- Film poster
- Directed by: David F. Sandberg
- Written by: David F. Sandberg
- Produced by: David F. Sandberg
- Starring: Lotta Losten
- Cinematography: David F. Sandberg
- Edited by: David F. Sandberg
- Music by: David F. Sandberg
- Production company: Sandberg Company
- Release date: 30 December 2013;
- Running time: 3 minutes
- Country: Sweden
- Language: None (no dialogue)

= Lights Out (2013 film) =

Lights Out is a 2013 Swedish supernatural horror short film directed, written, produced, shot, and scored by David F. Sandberg and starring Sandberg's wife Lotta Losten. The film was released online on 30 December 2013 on both Vimeo and YouTube. The short film was the basis of an eponymous 2016 film adaptation, also directed by Sandberg.

== Plot ==
On a dark and rainy night, a woman (Lotta Losten) comes out of a room and turns off the hallway light, which causes a long-haired, humanlike silhouette to become visible at the other end of the hallway. Surprised, the woman turns the light back on and the silhouette vanishes. Switching the light off and on, she watches the silhouette appear and disappear, stopping when the silhouette suddenly moves so close it is inches away from her face. Gasping, she turns the light back on and tapes the switch in that position to prevent the silhouette from returning.

The woman goes to bed, leaving the lamp on her bedside table on and the door leading to the lit hallway ajar. She hears creaking sounds and looks towards the doorway. The hallway light starts flickering and eventually turns off. Scared, she hears footsteps approaching the bedroom and hides under the blanket. After a few seconds of silence, she peeks out. The door opens wider by itself, which terrifies the woman.

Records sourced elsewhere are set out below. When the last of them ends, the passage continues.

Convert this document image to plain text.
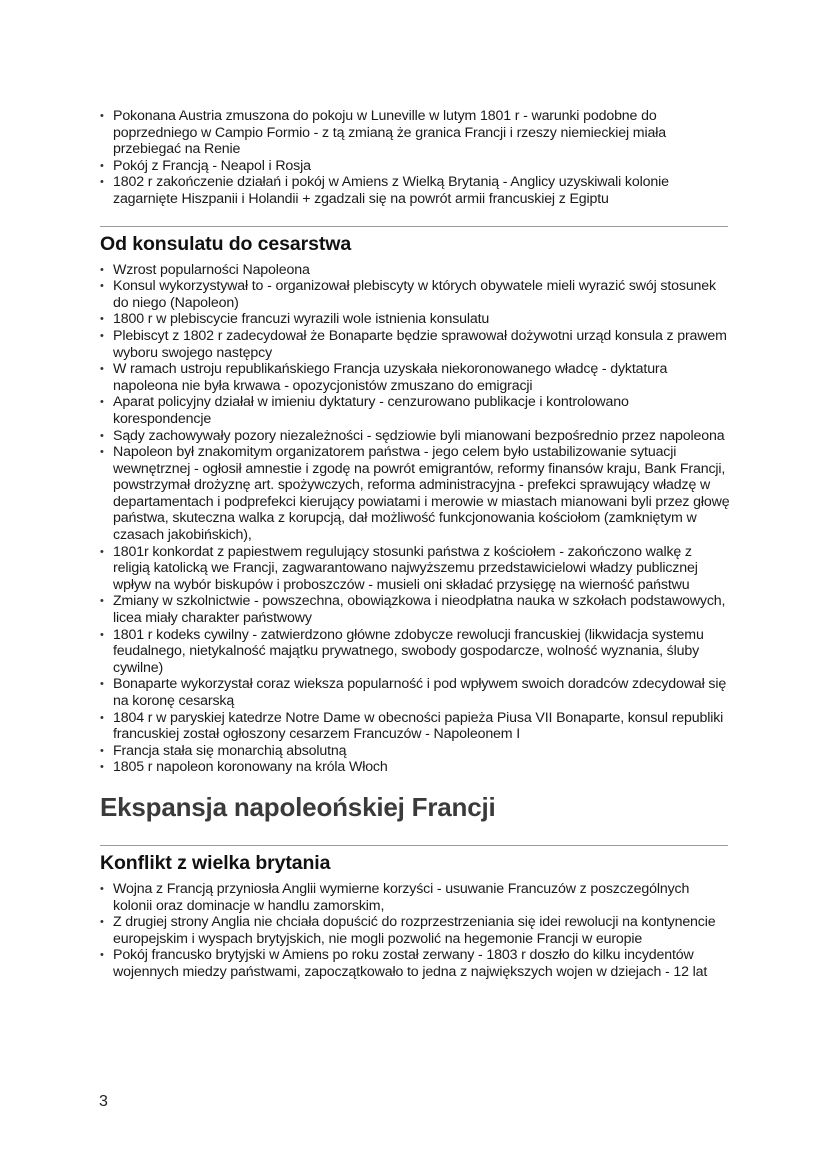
• Pokonana Austria zmuszona do pokoju w Luneville w lutym 1801 r - warunki podobne do poprzedniego w Campio Formio - z tą zmianą że granica Francji i rzeszy niemieckiej miała przebiegać na Renie
• Pokój z Francją - Neapol i Rosja
• 1802 r zakończenie działań i pokój w Amiens z Wielką Brytanią - Anglicy uzyskiwali kolonie zagarnięte Hiszpanii i Holandii + zgadzali się na powrót armii francuskiej z Egiptu
Od konsulatu do cesarstwa
• Wzrost popularności Napoleona
• Konsul wykorzystywał to - organizował plebiscyty w których obywatele mieli wyrazić swój stosunek do niego (Napoleon)
• 1800 r w plebiscycie francuzi wyrazili wole istnienia konsulatu
• Plebiscyt z 1802 r zadecydował że Bonaparte będzie sprawował dożywotni urząd konsula z prawem wyboru swojego następcy
• W ramach ustroju republikańskiego Francja uzyskała niekoronowanego władcę - dyktatura napoleona nie była krwawa - opozycjonistów zmuszano do emigracji
• Aparat policyjny działał w imieniu dyktatury - cenzurowano publikacje i kontrolowano korespondencje
• Sądy zachowywały pozory niezależności - sędziowie byli mianowani bezpośrednio przez napoleona
• Napoleon był znakomitym organizatorem państwa - jego celem było ustabilizowanie sytuacji wewnętrznej - ogłosił amnestie i zgodę na powrót emigrantów, reformy finansów kraju, Bank Francji, powstrzymał drożyznę art. spożywczych, reforma administracyjna - prefekci sprawujący władzę w departamentach i podprefekci kierujący powiatami i merowie w miastach mianowani byli przez głowę państwa, skuteczna walka z korupcją, dał możliwość funkcjonowania kościołom (zamkniętym w czasach jakobińskich),
• 1801r konkordat z papiestwem regulujący stosunki państwa z kościołem - zakończono walkę z religią katolicką we Francji, zagwarantowano najwyższemu przedstawicielowi władzy publicznej wpływ na wybór biskupów i proboszczów - musieli oni składać przysięgę na wierność państwu
• Zmiany w szkolnictwie - powszechna, obowiązkowa i nieodpłatna nauka w szkołach podstawowych, licea miały charakter państwowy
• 1801 r kodeks cywilny - zatwierdzono główne zdobycze rewolucji francuskiej (likwidacja systemu feudalnego, nietykalność majątku prywatnego, swobody gospodarcze, wolność wyznania, śluby cywilne)
• Bonaparte wykorzystał coraz wieksza popularność i pod wpływem swoich doradców zdecydował się na koronę cesarską
• 1804 r w paryskiej katedrze Notre Dame w obecności papieża Piusa VII Bonaparte, konsul republiki francuskiej został ogłoszony cesarzem Francuzów - Napoleonem I
• Francja stała się monarchią absolutną
• 1805 r napoleon koronowany na króla Włoch
Ekspansja napoleońskiej Francji
Konflikt z wielka brytania
• Wojna z Francją przyniosła Anglii wymierne korzyści - usuwanie Francuzów z poszczególnych kolonii oraz dominacje w handlu zamorskim,
• Z drugiej strony Anglia nie chciała dopuścić do rozprzestrzeniania się idei rewolucji na kontynencie europejskim i wyspach brytyjskich, nie mogli pozwolić na hegemonie Francji w europie
• Pokój francusko brytyjski w Amiens po roku został zerwany - 1803 r doszło do kilku incydentów wojennych miedzy państwami, zapoczątkowało to jedna z największych wojen w dziejach - 12 lat
3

The lamp flickers. From under the blanket, the woman looks towards the power strip it is plugged in to. She nervously reaches out, locates the plug, and pushes it in more firmly. The flickering stops. The hallway light clicks back on and she sees it is on again and the door is only slightly ajar again. She is relieved, but unfortunately suddenly sees a monstrous humanoid with all-white eyes and an open mouth at her bedside table. The monster turns off the lamp, and the screen goes dark.

==Production==
The film had practically no budget as it involved only Sandberg and Losten. The film involved two lights and two rooms. In particular, he used a Blackmagic cinema camera with a Tokina 11-16 lens, a Zoom H4N with a Røde NTG1 microphone, a paper lantern from IKEA, a 375-watt photo bulb, a Chinese knockoff redhead light from eBay, a Manfrotto tripod, a homemade dolly with PVC pipe, a piece of shelving also from IKEA, and skate wheels.

The visual effects of having the ghost appear and disappear were mostly done by using a split-screen technique. In an interview with The A.V. Club about the 2016 feature-length adaptation, which used the same technique, Sandberg said, "Whenever she's in frame with another character, it's basically just a split screen. So you shoot it with her and without her. You turn the camera on with her, you turn it off and she walks off, and then you turn it on again. It's super simple, actually."

== Release and reception ==
The short film was first released for a film festival called the Bloody Cuts Horror Challenge, where it was a finalist and where Sandberg won Best Director. Some months later, the short film became popular online on Vimeo and YouTube, going from about 8,000 views to over 1 million and attracting Hollywood directors and producers. As of March 2026, the video has 18 million views on YouTube. The short received critical acclaim and won for Best Short at FANT Bilbao 2014, as well as Best Director in Who's There Film Challenge.